Définir les modalités de communication entre les autorités judiciaires et religieuses
Outre les évêques, ce protocole concerne bien les cinq procureurs des départements du ressort de la cour d’appel de Grenoble. À savoir ceux de Vienne, Bourgoin-Jallieu, Valence, Gap et Grenoble. Coordonnés par le procureur général, ils sont ainsi les interlocuteurs directs des évêques.
« Il m’est apparu intéressant d’établir un protocole qui définisse nos relations pour les traitements religieux et judiciaire des abus sexuels », explique Jacques Dallest.
Le résultat ? Un document** riche de huit articles définissant les modalités de communication et d’échanges entre les deux autorités. Et ce avec trois objectifs essentiels que détaille Jacques Dallest.

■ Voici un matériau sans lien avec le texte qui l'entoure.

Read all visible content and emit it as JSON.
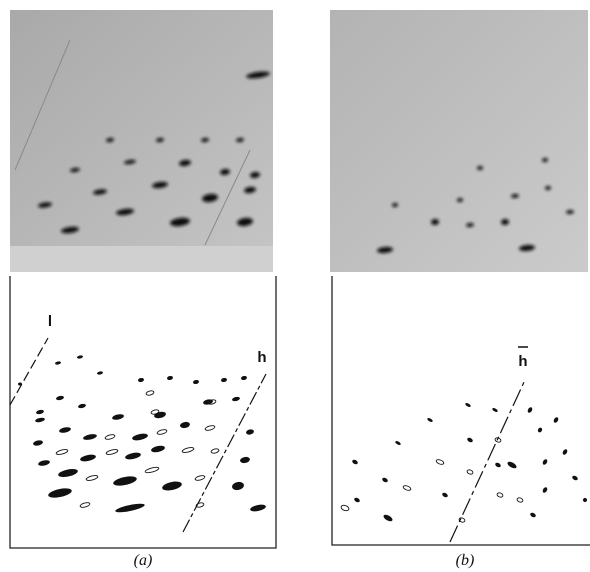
{
  "panels": [
    {
      "caption": "(a)",
      "axis_labels": [
        "l",
        "h"
      ]
    },
    {
      "caption": "(b)",
      "axis_labels": [
        "h"
      ]
    }
  ]
}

Le premier d’entre eux consiste à déterminer comment recueillir les signalements et dénonciations ainsi que la parole des victimes. Ensuite, fixer selon quelles modalités ces révélations seront transmises à la justice. Enfin, le protocole précise comment s’informer mutuellement des suites, canoniques ou judiciaires, apportées à l’affaire. Un point important selon Jacques Dallest. « On peut parfois reprocher à la justice […] de ne pas être très à l’aise sur le retour d’information », concède-t-il.
Un protocole qui devrait faire tâche d’huile
En somme, un échange de bons et vertueux procédés dont le magistrat se félicite. « Nous avons toujours à gagner à connaître les contraintes de nos interlocuteurs. Comme pour eux de mieux connaître le fonctionnement judiciaire », fait-il valoir.
« J’espère que ce document, que je vais faire remonter à la Chancellerie, fera école pour être utile à d’autres procureurs généraux, d’autres évêques », complète Jacques Dallest. Et Mgr de Kerimel d’assurer, au nom des trois évêques présents, qu’un courrier sera prochainement adressé aux quelques 300 prêtres actifs ou retraités des trois diocèses, afin de leur présenter le protocole.
Joël Kermabon
* Scoutisme, enseignement catholique, paroissiens bénévoles, associations de jeunes…
** Le document s’intitule ainsi : « Protocole relatif au signalement et au traitement des dénonciations d’infractions de nature sexuelles reçues par les évêques du ressort de la cour d’appel de Grenoble ».